- Host country: Japan
- Date: 1–2 May 2016
- Venues: RIHGA Royal Hotel Kokura Kokura-kita, Kitakyushu, Japan
- Participants: Canada France Germany Italy Japan United Kingdom United States European Union

= G7 Kitakyushu Energy Ministerial Meeting =

The G7 Kitakyushu Energy Ministerial Meeting is one of the related Ministerial Meetings of the Ise-Shima Summit which was held on 1–2 May 2016 in Kitakyushu, Japan.

== Site of the Meeting ==
On July 3, 2015, Yoichi Miyazawa, the Minister of Economy, Trade and Industry, made the following statement after it had been decided that the G7 Energy Ministerial Meeting was to be held in Kitakyushu City .
“Ever since the establishment of the Imperial Steel Works, Kitakyushu City has continued to develop as a hub for heavy chemical industries, and has been a driving force in promoting the modernization of Japanese industry and the country’s rapid economic growth. At present, the city is at the forefront of energy-related policies, making it a most suitable venue for the G7 Energy Ministerial Meeting.”

Kitakyushu City is making great efforts towards the development of energy distribution systems for the realization of a recycling oriented society and is a pioneer on the global stage in policy related to energy and the environment. Such efforts include the "Smart Community Creation Project" which utilizes information and communications technology (ICT) to promote the efficient distribution of renewable energy and hydrogen energy within the area.

In 2011, the city was recognized by the Organization for Economic Cooperation and Development (OECD) for its pioneering efforts in environmental policy; including its history of overcoming pollution and the implementation of the Kitakyushu Eco-Town project. The city was selected as one of four Green Growth Model Cities by the OECD alongside the cities of Paris, Chicago and Stockholm.

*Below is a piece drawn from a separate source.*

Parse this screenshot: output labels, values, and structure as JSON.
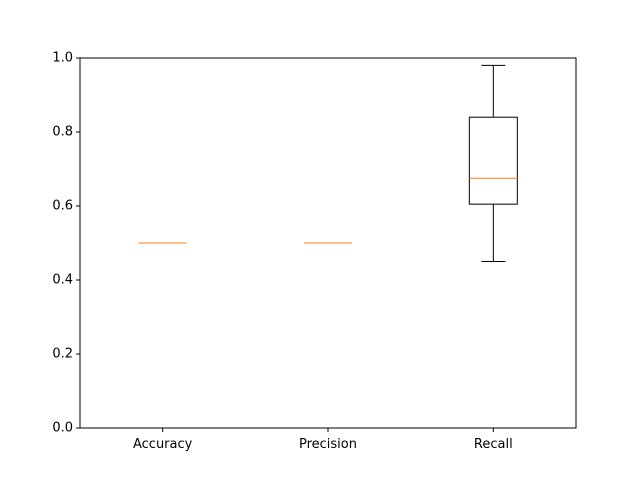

In May 2015, ‘The Kitakyushu Smart Community Creation Project’ was selected as a finalist in the 2014 ISGAN Awards. It was chosen as a finalist from a selection of forty projects spanning fifteen countries, and was the only finalist from the Asia region.

== Press Tour ==
In March 2016, The Foreign Press Center Japan (FPCJ) organized a press tour to Kitakyushu under the title of "The Front Line of the Future of Energy Use in Japan".